VW

Da conquista do mundo a um futuro incerto

O ano 2015 está a ser um ano marcante para o Grupo Volkswagen.

Depois de no primeiro semestre se ter tornado a maior construtora automóvel mundial, batendo em vendas a Toyota, a empresa alemã enfrenta agora uma das maiores crises de sempre. Tal situação aprofunda uma instabilidade no grupo que já se fazia sentir desde abril. Nesse mês, depois de retirar publicamente a confiança a Winterkorn, à época CEO do grupo Volkswagen, Ferdinand Piëch, uma das principais figuras da família Porsche, accionista maioritária da Volkswagen AG, retirou-se de todos os cargos no grupo numa disputa com o CEO e com a outra ala da sua família liderada por Wolfgang Porsche. Mas o pior momento do ano ainda estava para vir.

A Volkswagen, um dos maiores produtores de carros mundiais, empregadora de cerca de 600 mil trabalhadores directos, detentor de 12 marcas entre automóveis, camiões, autocarros e motos, de 119 fábricas em todo o mundo e de uma imagem de confiança aparentemente inabalável, mentiu. Num evento em Nova Iorque, Michael Horn, presidente do grupo nos EUA, admitia que a empresa havia enganado os seus clientes por falsear as emissões de gases poluentes dos veículos. A fraude deve-se a um software instalado no veículo que, durante os testes em laboratório, transmite uma leitura de emissões de gases poluentes falsa. Em movimento as emissões desses carros aumentam de 10 a 40 vezes e podem ultrapassar em 40% os limites legais.

Efeitos económicos e políticos da fraude

Nos dias seguintes o grupo perdia 30% do seu valor em bolsa, cerca de 25 mil milhões de euros, e arrisca-se agora a pagar indemnizações e multas aos Estados e clientes pela produção de 11 milhões de carros com o software fraudulento. Só nos EUA, onde as vendas de carros a gasóleo estão actualmente suspensas e onde existem mais de 400 mil carros nesta situação, a multa pode ascender aos 16 mil milhões de euros. As agências de rating Standard&Poors, Fitch e Moody’s, já reduziram as perspectivas sobre o grupo alemão. Pela dimensão da empresa, responsável por um a cada oito carros produzidos no mundo inteiro, este acontecimento teve repercusões fortes no sector automóvel internacional e houve mesmo quem falasse de um mini-crash nas bolsas. Actualmente, a imprensa fala já numa crise com maior impacto para a economia alemã que a situação da Grécia.

Contudo, as consequências desta fraude não se fizeram sentir apenas na economia.
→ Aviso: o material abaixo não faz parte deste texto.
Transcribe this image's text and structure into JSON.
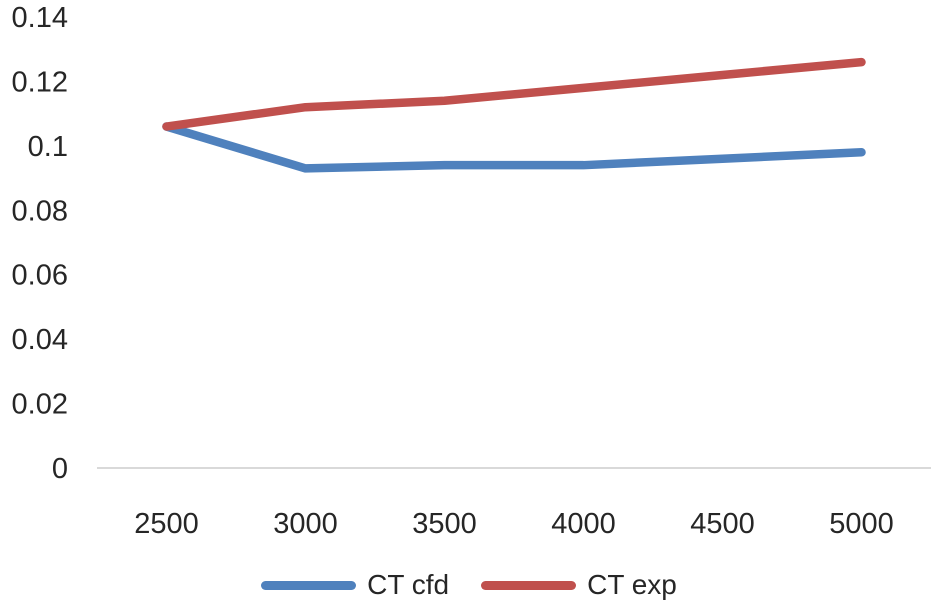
{
  "chart_data": {
    "type": "line",
    "title": "",
    "xlabel": "",
    "ylabel": "",
    "x": [
      2500,
      3000,
      3500,
      4000,
      4500,
      5000
    ],
    "xtick_labels": [
      "2500",
      "3000",
      "3500",
      "4000",
      "4500",
      "5000"
    ],
    "yticks": [
      "0",
      "0.02",
      "0.04",
      "0.06",
      "0.08",
      "0.1",
      "0.12",
      "0.14"
    ],
    "ylim": [
      0,
      0.14
    ],
    "grid": false,
    "legend_position": "bottom",
    "axis_color": "#d9d9d9",
    "text_color": "#262626",
    "background_color": "#ffffff",
    "series": [
      {
        "name": "CT cfd",
        "color": "#4F81BD",
        "values": [
          0.106,
          0.093,
          0.094,
          0.094,
          0.096,
          0.098
        ]
      },
      {
        "name": "CT exp",
        "color": "#C0504D",
        "values": [
          0.106,
          0.112,
          0.114,
          0.118,
          0.122,
          0.126
        ]
      }
    ]
  }
}
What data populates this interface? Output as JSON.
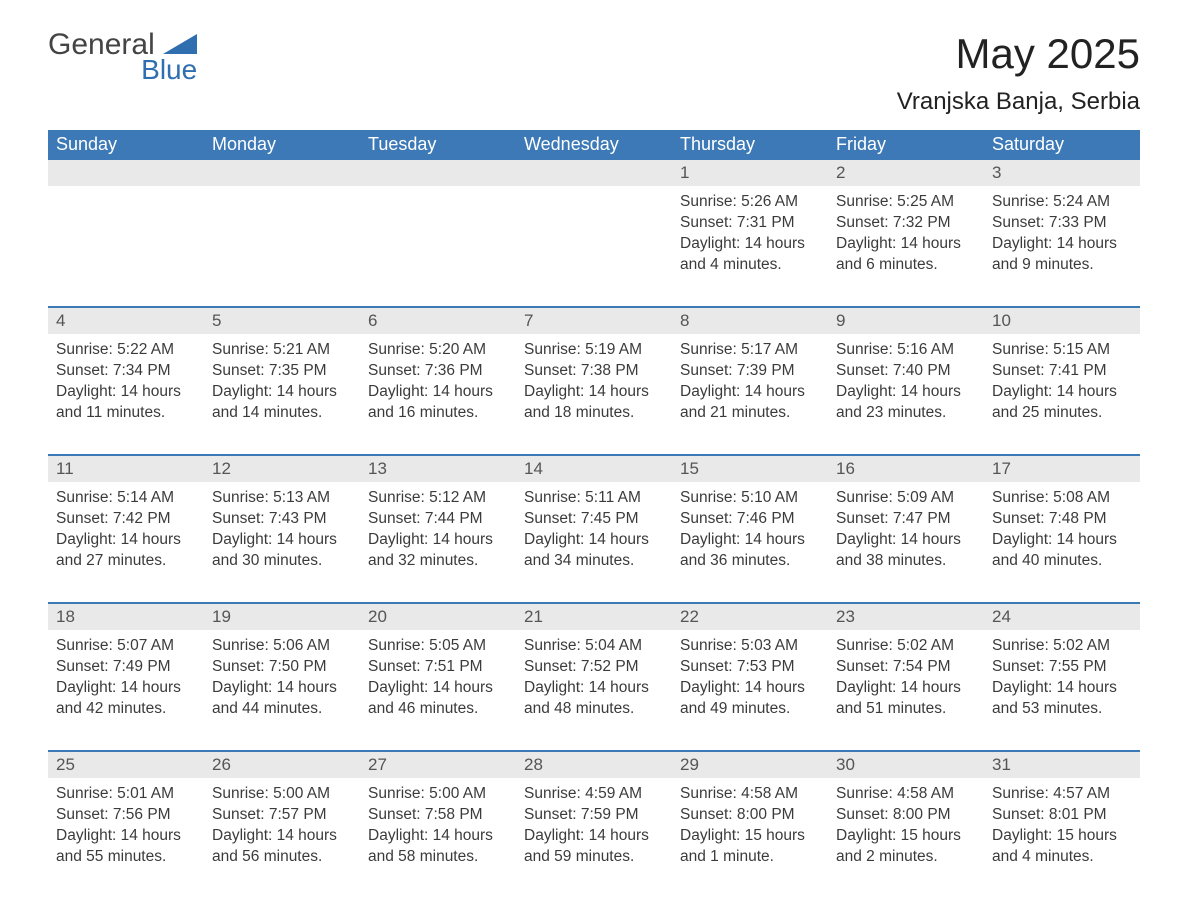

Martin Winterkorn renunciou ao cargo de CEO do grupo, sendo substituído pelo anterior executivo da Porsche, Matthias Müller. O Estado da Baixa Saxónia, um dos principais accionistas do Grupo Volkswagen, exigiu a apuração de responsabilidades na administração e a própria Merkel estabeleceu um prazo para que a Volkswagen elabore uma agenda para resolver esta crise. As razões de todo este impacto prendem-se com a importância desta empresa, que representa metade do sector automóvel alemão responsável por 3% do PIB do país e empregador de um em cada sete trabalhadores. Numa fase em que a crise económica mundial não tem um fim à vista, com a economia chinesa a demonstrar graves problemas e a situação europeia sem dar sinais de recuperação, uma crise num gigante mundial da indústria automóvel no coração do imperialismo europeu, não é uma boa notícia para o poder.

Outras marcas do grupo, como a Audi ou a Seat, admitiram entretanto produzir carros com o software ilegal, assim como marcas de outros grupos, como a Mercedes e a BMW. Tanto na Suíça como na Bélgica foram também suspensas as vendas de carros a gasóleo. As consequências desta crise ainda estão longe de mostrar a sua dimensão, no entanto os resultados de setembro de vendas da Volkswagen nos EUA já indicam a tendência, com uma redução de 0,6%.

Os trabalhadores precisam de se preparar e de arrancar garantias da empresa e dos governos. Garantias quanto à manutenção dos postos de trabalho, salários e direitos, mas também dos investimentos anunciados. Em Espanha o CEO do grupo já reuniu com o governo, e comprometeu-se a manter os investimentos previstos. Por aqui, o governo português, que participa com 36 milhões no investimento anunciado para a Autoeuropa, tem de garantir o mesmo com o grupo alemão.